Descartes at dinner darkly said,
“The pain that rattles in my head
Has turned the ages out of bed.
   I think, therefore I am.”

And Berkeley in his study thought,
“God does not sleep and was not taught,
Without His Being all is nought.
   He thinks, therefore we are.”

But Russell raised a sudden hand
And said, “You do not understand,
A person is as driven sand.
   There are, I fear, just thoughts.”

Spinoza smiled a secret smile
And scanned the heavens mile by mile;
The starlight walked upon the Nile
   And lit the ancient courts.

------

Addenda

Descartes ignored the social round
And kept his ear upon the ground
To listen for the slightest sound
   And what it might unfold.

God sat on high and put a hand
Upon the tiny pineal gland;
He did not really understand
   But did as He was told.

The ancient systems fell away
And Galen had no more to say,
Poor Paracelsus left the fray
   And could not be consoled.

Now from my window all I see
Is mechanicians nervously
Rush to and fro like men set free:
   They shiver in the cold.

------

When Berkeley voyaged to the West
He doubted that Descartes knew best,
Instead he thought the world was blessed –
   The object of God’s thought.

The stones which threatened to depart,
And all the sticks which lay apart,
Now braced themselves for a new start –
   A vehicle for the ‘ought’.

Indeed, each time he closed his eyes
He did so trusting that the skies
Would not become a pack of lies
   And set the world at nought.

George Berkeley on his deathbed lay
And used his final strength to pray
That soon the night might yield to day
   And show the God he sought.

------

Lord Russell settled down to tea
To mix again agreeably
His sex-life and philosophy –
   The thesis and the bun.

The atoms that composed this lord
Grew restless and extremely bored
If by the time his tea was poured
   The talk had not begun.

He pointed out that none can say
Just why it is that night and day
Should alternate in such a way
   One by one by one.

But Russell on the North Wales coast
Inclined to pocket every boast
And understand what man needs most
   Beneath the setting sun.

------

Spinoza ground his lenses for
The pittance due to all the poor,
And loved God truly all the more
   No matter what might chance.

He honed his self-taught intellect
On metaphysics’ dialect
And made a Dutchman’s analect
   To answer that of France.

He thought this massive, starry frame –
A process which remains the same –
Worthy to be addressed by name,
   The apple of his glance.

And in the interstellar deep,
Where quarks are quick and do not keep,
The light years and the quasars leap
   In self-expressive dance.

====================
© February 1980

 

Thursday 9 August 2012

Thomas Hobbes

Hobbes thought of death with something like disgust
And argued fiercely with that strict “you must”;
   The long debate from day to day
   Wound slowly on its pointless way
Though now the consequences are but dust.
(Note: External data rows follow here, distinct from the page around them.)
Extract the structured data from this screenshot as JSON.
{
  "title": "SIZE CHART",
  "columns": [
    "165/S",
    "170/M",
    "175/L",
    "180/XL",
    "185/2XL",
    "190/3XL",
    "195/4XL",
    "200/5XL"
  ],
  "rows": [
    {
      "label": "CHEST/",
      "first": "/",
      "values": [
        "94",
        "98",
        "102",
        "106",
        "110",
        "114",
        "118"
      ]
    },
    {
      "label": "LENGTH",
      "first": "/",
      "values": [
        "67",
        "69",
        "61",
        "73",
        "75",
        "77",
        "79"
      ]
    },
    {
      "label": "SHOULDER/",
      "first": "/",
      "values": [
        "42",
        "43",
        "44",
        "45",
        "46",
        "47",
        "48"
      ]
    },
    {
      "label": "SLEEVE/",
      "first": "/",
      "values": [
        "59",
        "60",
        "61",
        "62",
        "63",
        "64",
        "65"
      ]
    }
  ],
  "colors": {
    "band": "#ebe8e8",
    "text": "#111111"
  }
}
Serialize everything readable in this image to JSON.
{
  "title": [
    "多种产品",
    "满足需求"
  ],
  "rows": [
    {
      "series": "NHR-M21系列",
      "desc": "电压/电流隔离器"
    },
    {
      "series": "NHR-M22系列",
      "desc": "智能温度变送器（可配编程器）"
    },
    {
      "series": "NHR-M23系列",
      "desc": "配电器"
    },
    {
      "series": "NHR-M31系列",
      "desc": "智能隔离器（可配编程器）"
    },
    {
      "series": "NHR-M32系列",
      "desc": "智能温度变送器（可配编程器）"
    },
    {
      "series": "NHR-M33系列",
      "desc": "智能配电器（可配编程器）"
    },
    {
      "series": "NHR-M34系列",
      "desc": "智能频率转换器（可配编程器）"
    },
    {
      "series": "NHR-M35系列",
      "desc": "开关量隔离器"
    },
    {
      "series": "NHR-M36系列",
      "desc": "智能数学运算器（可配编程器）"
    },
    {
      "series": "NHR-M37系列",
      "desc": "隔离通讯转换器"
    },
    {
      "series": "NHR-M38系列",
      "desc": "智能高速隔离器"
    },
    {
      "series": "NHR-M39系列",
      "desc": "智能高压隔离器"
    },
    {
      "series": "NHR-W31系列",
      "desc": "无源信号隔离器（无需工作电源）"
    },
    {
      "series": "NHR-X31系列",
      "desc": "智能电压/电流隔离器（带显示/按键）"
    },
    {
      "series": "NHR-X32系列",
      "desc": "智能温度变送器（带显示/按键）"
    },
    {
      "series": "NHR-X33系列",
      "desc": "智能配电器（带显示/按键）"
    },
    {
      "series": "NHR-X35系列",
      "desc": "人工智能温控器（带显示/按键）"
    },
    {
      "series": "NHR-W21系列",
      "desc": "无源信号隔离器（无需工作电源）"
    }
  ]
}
I think of him struck speechless late at night
As every nerve and limb rebelled in fright;
   His brooding on the charnel worm,
   As active as a common germ,
Was like a tooth which hurt him at each bite.

But worse was fury at the blank unbeing
Which stalked his spirit on the point of fleeing:
   How could the creature muse upon
   The moment when it was undone,
When all the world would turn without his seeing?
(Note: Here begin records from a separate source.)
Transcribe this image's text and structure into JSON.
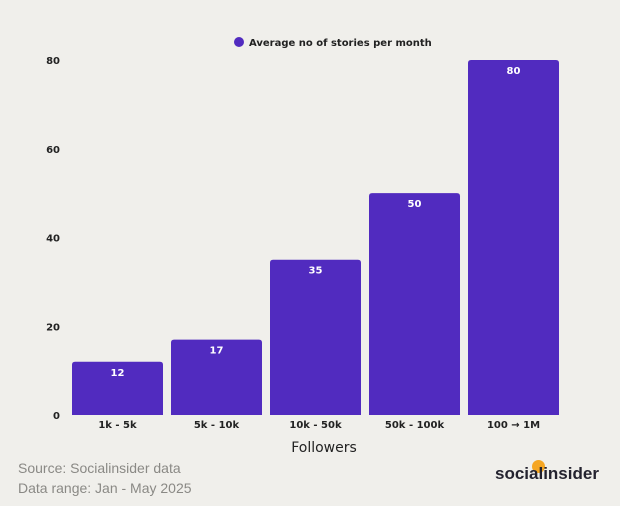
{
  "chart_data": {
    "type": "bar",
    "categories": [
      "1k - 5k",
      "5k - 10k",
      "10k - 50k",
      "50k - 100k",
      "100 → 1M"
    ],
    "series": [
      {
        "name": "Average no of stories per month",
        "values": [
          12,
          17,
          35,
          50,
          80
        ]
      }
    ],
    "xlabel": "Followers",
    "ylabel": "",
    "ylim": [
      0,
      80
    ],
    "yticks": [
      0,
      20,
      40,
      60,
      80
    ],
    "grid": false,
    "legend": "top-center",
    "colors": {
      "bar": "#512bbf",
      "background": "#f0efeb"
    }
  },
  "footer": {
    "source": "Source: Socialinsider data",
    "range": "Data range: Jan - May 2025",
    "logo": "socialinsider"
  }
}
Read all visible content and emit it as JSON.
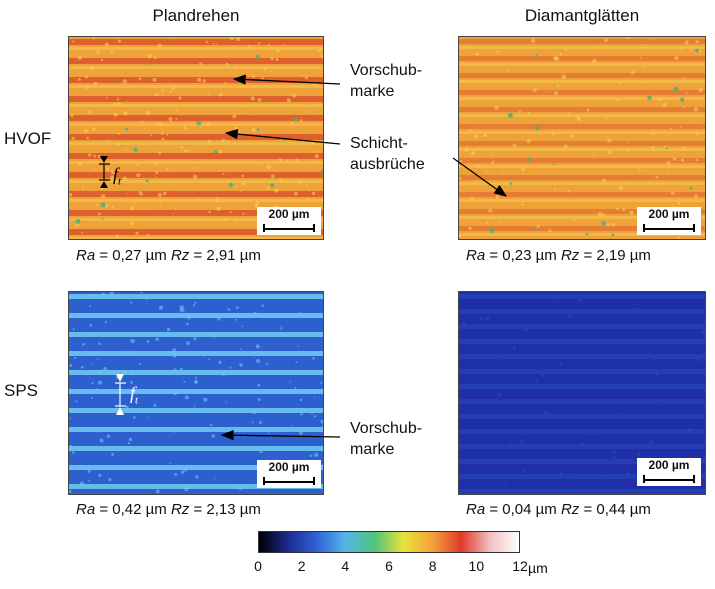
{
  "columns": {
    "left": "Plandrehen",
    "right": "Diamantglätten"
  },
  "rows": {
    "top": "HVOF",
    "bottom": "SPS"
  },
  "annotations": {
    "vorschub_top": [
      "Vorschub-",
      "marke"
    ],
    "schicht": [
      "Schicht-",
      "ausbrüche"
    ],
    "vorschub_bottom": [
      "Vorschub-",
      "marke"
    ],
    "ft_symbol": "f",
    "ft_subscript": "t"
  },
  "scale_bar_label": "200 µm",
  "measurements": {
    "hvof_plan": {
      "ra_label": "Ra",
      "ra": " = 0,27 µm ",
      "rz_label": "Rz",
      "rz": " = 2,91 µm"
    },
    "hvof_diamant": {
      "ra_label": "Ra",
      "ra": " = 0,23 µm ",
      "rz_label": "Rz",
      "rz": " = 2,19 µm"
    },
    "sps_plan": {
      "ra_label": "Ra",
      "ra": " = 0,42 µm ",
      "rz_label": "Rz",
      "rz": " = 2,13 µm"
    },
    "sps_diamant": {
      "ra_label": "Ra",
      "ra": " = 0,04 µm ",
      "rz_label": "Rz",
      "rz": " = 0,44 µm"
    }
  },
  "colorbar": {
    "ticks": [
      "0",
      "2",
      "4",
      "6",
      "8",
      "10",
      "12"
    ],
    "unit": "µm",
    "stops": [
      "#000000",
      "#1b2a8f",
      "#2f62d8",
      "#54b6e8",
      "#4fc47a",
      "#e8e23a",
      "#f3a23a",
      "#df3a2a",
      "#f3c0c0",
      "#ffffff"
    ]
  },
  "colors": {
    "hvof_base": "#f0a23a",
    "hvof_stripe": "#d8502a",
    "hvof_highlight": "#f5cf55",
    "hvof_defect": "#49b27c",
    "sps_plan_base": "#2e5fcf",
    "sps_plan_stripe": "#6ec6ef",
    "sps_diamant_base": "#1e2fa8",
    "sps_diamant_stripe": "#2a48c0"
  }
}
Some had proposed that death – unbroken sleep –
Was not an ogre over which to weep;
   But Hobbes could not avoid the thought
   That all such thinkers had been bought,
That theirs were promises they could not keep.
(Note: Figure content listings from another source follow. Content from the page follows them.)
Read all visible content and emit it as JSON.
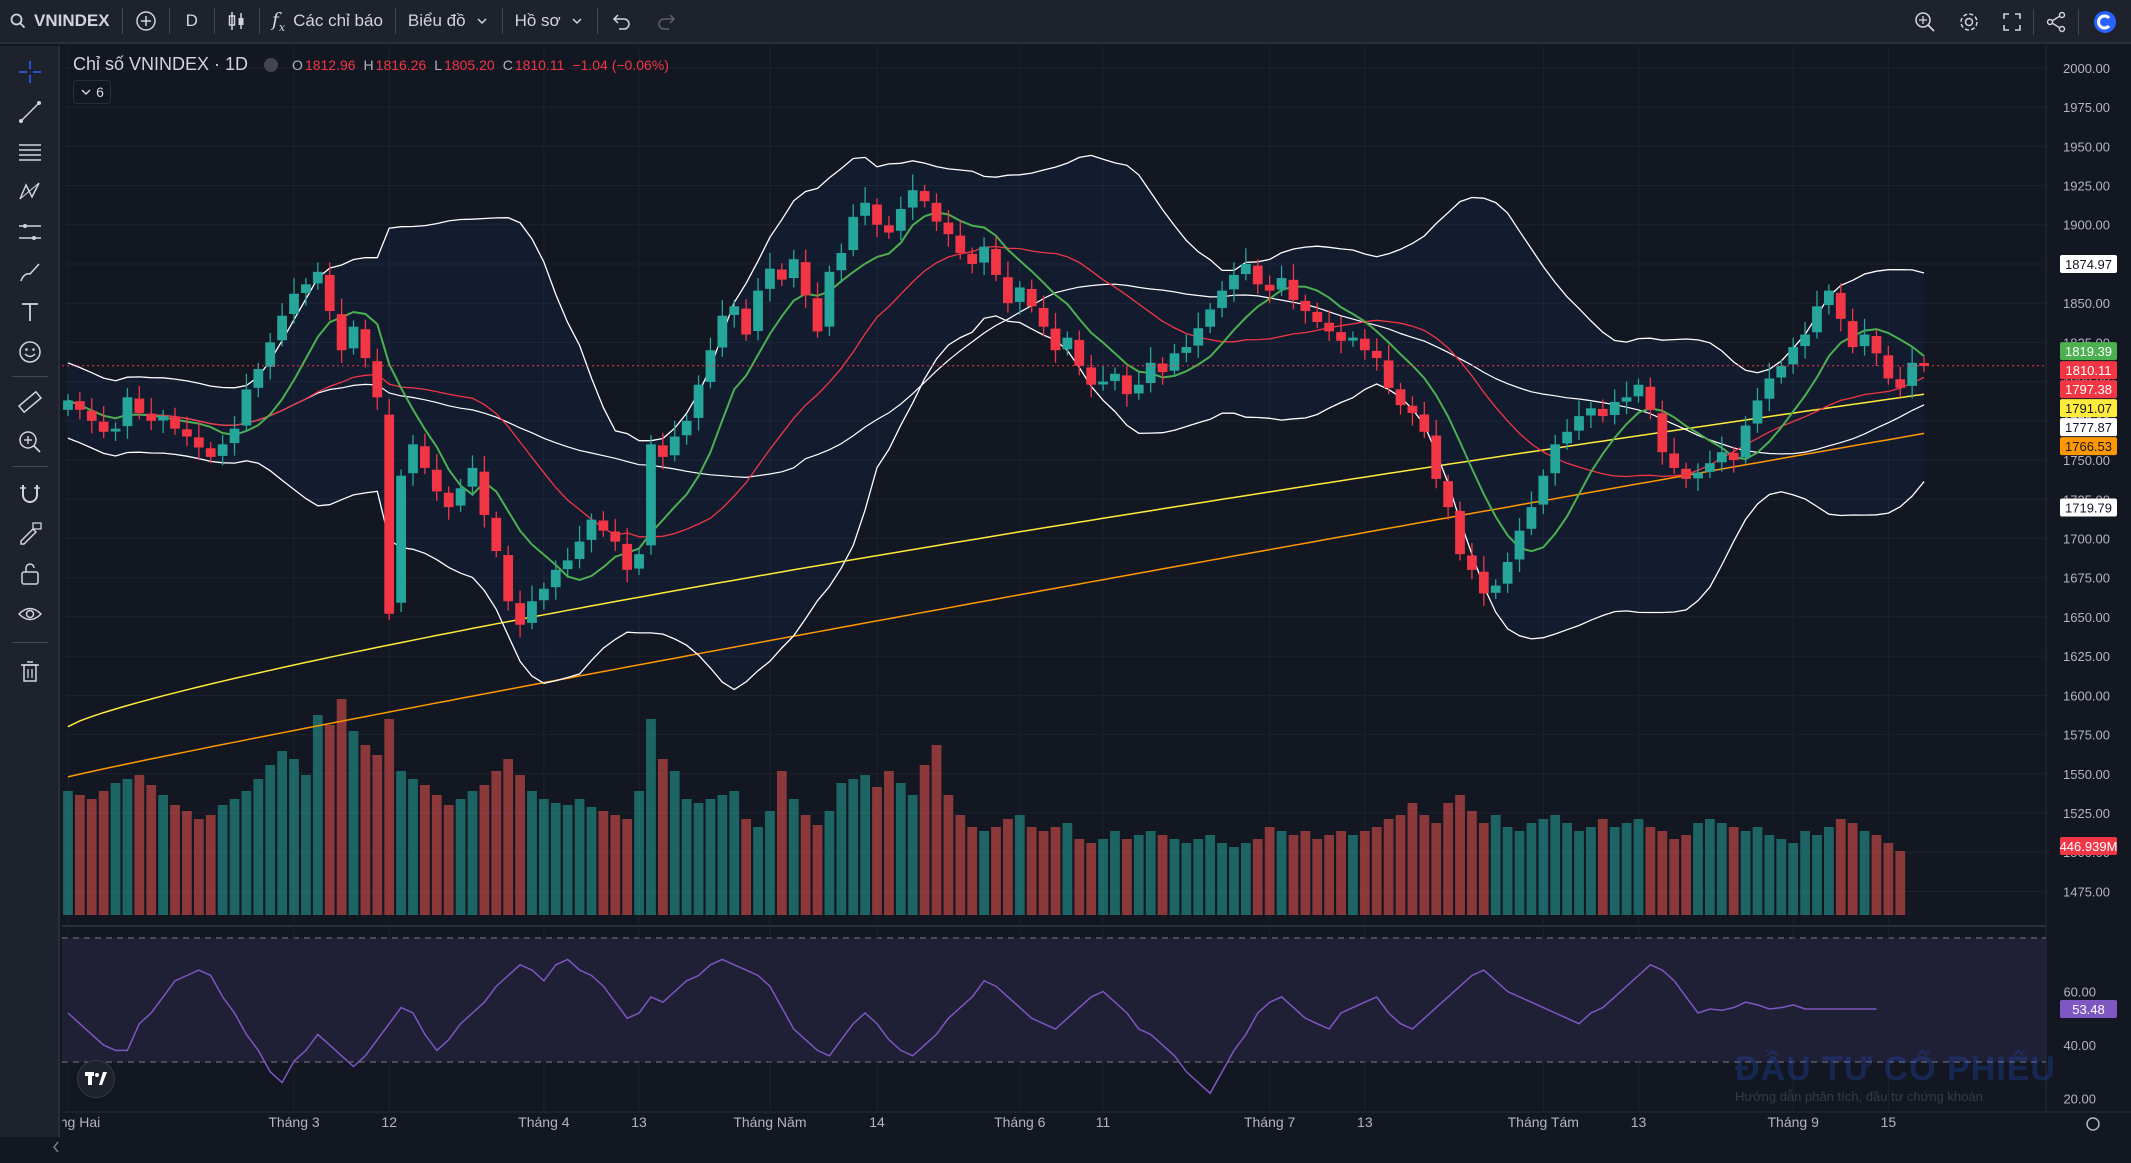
{
  "toolbar": {
    "symbol": "VNINDEX",
    "interval": "D",
    "indicators_label": "Các chỉ báo",
    "chart_type_label": "Biểu đồ",
    "profile_label": "Hồ sơ"
  },
  "legend": {
    "title": "Chỉ số VNINDEX · 1D",
    "open_key": "O",
    "open": "1812.96",
    "high_key": "H",
    "high": "1816.26",
    "low_key": "L",
    "low": "1805.20",
    "close_key": "C",
    "close": "1810.11",
    "change": "−1.04 (−0.06%)",
    "collapsed_count": "6"
  },
  "price_axis": [
    "2000.00",
    "1975.00",
    "1950.00",
    "1925.00",
    "1900.00",
    "1875.00",
    "1850.00",
    "1825.00",
    "1800.00",
    "1775.00",
    "1750.00",
    "1725.00",
    "1700.00",
    "1675.00",
    "1650.00",
    "1625.00",
    "1600.00",
    "1575.00",
    "1550.00",
    "1525.00",
    "1500.00",
    "1475.00"
  ],
  "price_labels": [
    {
      "text": "1874.97",
      "price": 1874.97,
      "bg": "#ffffff",
      "fg": "#131722"
    },
    {
      "text": "1819.39",
      "price": 1819.39,
      "bg": "#4caf50",
      "fg": "#ffffff"
    },
    {
      "text": "1810.11",
      "price": 1810.11,
      "bg": "#f23645",
      "fg": "#ffffff"
    },
    {
      "text": "1797.38",
      "price": 1797.38,
      "bg": "#f23645",
      "fg": "#ffffff"
    },
    {
      "text": "1791.07",
      "price": 1791.07,
      "bg": "#ffeb3b",
      "fg": "#131722"
    },
    {
      "text": "1777.87",
      "price": 1777.87,
      "bg": "#ffffff",
      "fg": "#131722"
    },
    {
      "text": "1766.53",
      "price": 1766.53,
      "bg": "#ff9800",
      "fg": "#131722"
    },
    {
      "text": "1719.79",
      "price": 1719.79,
      "bg": "#ffffff",
      "fg": "#131722"
    }
  ],
  "volume_label": {
    "text": "446.939M",
    "bg": "#f23645",
    "fg": "#ffffff"
  },
  "rsi_axis": [
    "60.00",
    "40.00",
    "20.00"
  ],
  "rsi_label": {
    "text": "53.48",
    "value": 53.48,
    "bg": "#7e57c2",
    "fg": "#ffffff"
  },
  "time_axis": [
    {
      "label": "Tháng Hai",
      "i": 0
    },
    {
      "label": "Tháng 3",
      "i": 19
    },
    {
      "label": "12",
      "i": 27
    },
    {
      "label": "Tháng 4",
      "i": 40
    },
    {
      "label": "13",
      "i": 48
    },
    {
      "label": "Tháng Năm",
      "i": 59
    },
    {
      "label": "14",
      "i": 68
    },
    {
      "label": "Tháng 6",
      "i": 80
    },
    {
      "label": "11",
      "i": 87
    },
    {
      "label": "Tháng 7",
      "i": 101
    },
    {
      "label": "13",
      "i": 109
    },
    {
      "label": "Tháng Tám",
      "i": 124
    },
    {
      "label": "13",
      "i": 132
    },
    {
      "label": "Tháng 9",
      "i": 145
    },
    {
      "label": "15",
      "i": 153
    }
  ],
  "watermark": {
    "title": "ĐẦU TƯ CỔ PHIẾU",
    "subtitle": "Hướng dẫn phân tích, đầu tư chứng khoán"
  },
  "chart_data": {
    "type": "candlestick",
    "symbol": "VNINDEX",
    "interval": "1D",
    "ylim": [
      1460,
      2005
    ],
    "closes": [
      1788,
      1782,
      1775,
      1768,
      1770,
      1790,
      1780,
      1775,
      1778,
      1770,
      1765,
      1758,
      1752,
      1760,
      1770,
      1795,
      1808,
      1825,
      1842,
      1856,
      1862,
      1870,
      1845,
      1820,
      1835,
      1815,
      1790,
      1652,
      1740,
      1760,
      1745,
      1730,
      1720,
      1732,
      1745,
      1715,
      1692,
      1660,
      1645,
      1660,
      1668,
      1680,
      1686,
      1698,
      1712,
      1705,
      1698,
      1680,
      1690,
      1760,
      1752,
      1765,
      1775,
      1798,
      1820,
      1842,
      1848,
      1830,
      1858,
      1872,
      1865,
      1878,
      1855,
      1832,
      1870,
      1882,
      1905,
      1914,
      1900,
      1895,
      1910,
      1922,
      1915,
      1902,
      1894,
      1882,
      1875,
      1886,
      1868,
      1850,
      1860,
      1848,
      1835,
      1820,
      1828,
      1810,
      1798,
      1800,
      1805,
      1792,
      1798,
      1812,
      1806,
      1818,
      1822,
      1834,
      1846,
      1858,
      1868,
      1875,
      1862,
      1858,
      1866,
      1852,
      1845,
      1838,
      1832,
      1826,
      1828,
      1820,
      1815,
      1796,
      1785,
      1780,
      1768,
      1738,
      1720,
      1690,
      1680,
      1665,
      1670,
      1685,
      1705,
      1720,
      1740,
      1760,
      1768,
      1778,
      1783,
      1778,
      1787,
      1790,
      1798,
      1782,
      1755,
      1745,
      1738,
      1742,
      1748,
      1755,
      1750,
      1772,
      1788,
      1802,
      1810,
      1822,
      1830,
      1848,
      1858,
      1840,
      1822,
      1830,
      1818,
      1802,
      1796,
      1812,
      1810
    ],
    "volumes_rel": [
      0.62,
      0.6,
      0.58,
      0.62,
      0.66,
      0.68,
      0.7,
      0.65,
      0.6,
      0.55,
      0.52,
      0.48,
      0.5,
      0.55,
      0.58,
      0.62,
      0.68,
      0.75,
      0.82,
      0.78,
      0.7,
      1.0,
      0.95,
      1.08,
      0.92,
      0.85,
      0.8,
      0.98,
      0.72,
      0.68,
      0.65,
      0.6,
      0.55,
      0.58,
      0.62,
      0.65,
      0.72,
      0.78,
      0.7,
      0.62,
      0.58,
      0.56,
      0.55,
      0.58,
      0.54,
      0.52,
      0.5,
      0.48,
      0.62,
      0.98,
      0.78,
      0.72,
      0.58,
      0.56,
      0.58,
      0.6,
      0.62,
      0.48,
      0.44,
      0.52,
      0.72,
      0.58,
      0.5,
      0.45,
      0.52,
      0.66,
      0.68,
      0.7,
      0.64,
      0.72,
      0.66,
      0.6,
      0.75,
      0.85,
      0.6,
      0.5,
      0.44,
      0.42,
      0.44,
      0.48,
      0.5,
      0.44,
      0.42,
      0.44,
      0.46,
      0.38,
      0.36,
      0.38,
      0.42,
      0.38,
      0.4,
      0.42,
      0.4,
      0.38,
      0.36,
      0.38,
      0.4,
      0.36,
      0.34,
      0.36,
      0.38,
      0.44,
      0.42,
      0.4,
      0.42,
      0.38,
      0.4,
      0.42,
      0.4,
      0.42,
      0.44,
      0.48,
      0.5,
      0.56,
      0.5,
      0.46,
      0.56,
      0.6,
      0.52,
      0.46,
      0.5,
      0.44,
      0.42,
      0.46,
      0.48,
      0.5,
      0.46,
      0.42,
      0.44,
      0.48,
      0.44,
      0.46,
      0.48,
      0.44,
      0.42,
      0.38,
      0.4,
      0.46,
      0.48,
      0.46,
      0.44,
      0.42,
      0.44,
      0.4,
      0.38,
      0.36,
      0.42,
      0.4,
      0.44,
      0.48,
      0.46,
      0.42,
      0.4,
      0.36,
      0.32
    ],
    "rsi": [
      52,
      48,
      44,
      40,
      38,
      38,
      48,
      52,
      58,
      64,
      66,
      68,
      66,
      58,
      52,
      44,
      38,
      30,
      26,
      34,
      38,
      44,
      40,
      36,
      32,
      36,
      42,
      48,
      54,
      52,
      44,
      38,
      42,
      48,
      52,
      56,
      62,
      66,
      70,
      68,
      64,
      70,
      72,
      68,
      66,
      62,
      56,
      50,
      52,
      58,
      56,
      60,
      64,
      66,
      70,
      72,
      70,
      68,
      66,
      62,
      54,
      46,
      42,
      38,
      36,
      42,
      48,
      52,
      48,
      42,
      38,
      36,
      40,
      44,
      50,
      54,
      58,
      64,
      62,
      58,
      54,
      50,
      48,
      46,
      50,
      54,
      58,
      60,
      56,
      52,
      46,
      44,
      40,
      36,
      30,
      26,
      22,
      30,
      38,
      44,
      52,
      56,
      58,
      54,
      50,
      48,
      46,
      52,
      54,
      56,
      58,
      52,
      48,
      46,
      50,
      54,
      58,
      62,
      66,
      68,
      64,
      60,
      58,
      56,
      54,
      52,
      50,
      48,
      52,
      54,
      58,
      62,
      66,
      70,
      68,
      64,
      58,
      52,
      53.48,
      53,
      54,
      56,
      55,
      53.48,
      54,
      55,
      53.48,
      53.48,
      53.48,
      53.48,
      53.48,
      53.48,
      53.48
    ],
    "overlays": [
      "SMA 20",
      "SMA 50",
      "SMA 100",
      "SMA 200",
      "Bollinger Bands"
    ],
    "last_ohlc": {
      "open": 1812.96,
      "high": 1816.26,
      "low": 1805.2,
      "close": 1810.11
    }
  }
}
And yet, the decades pass above his grave,
As lazy and as gentle as a wave;
   His dust, grown humble in the soil,
   Rests from its relentless toil,
Where marigolds and alyssum behave.

Death may be life ingathered in the Lord,
A timeless pulse within the timeless hoard;
   But in the air above his mound
   The celebrating jays go round –
Their cry a comment on the sheathèd sword.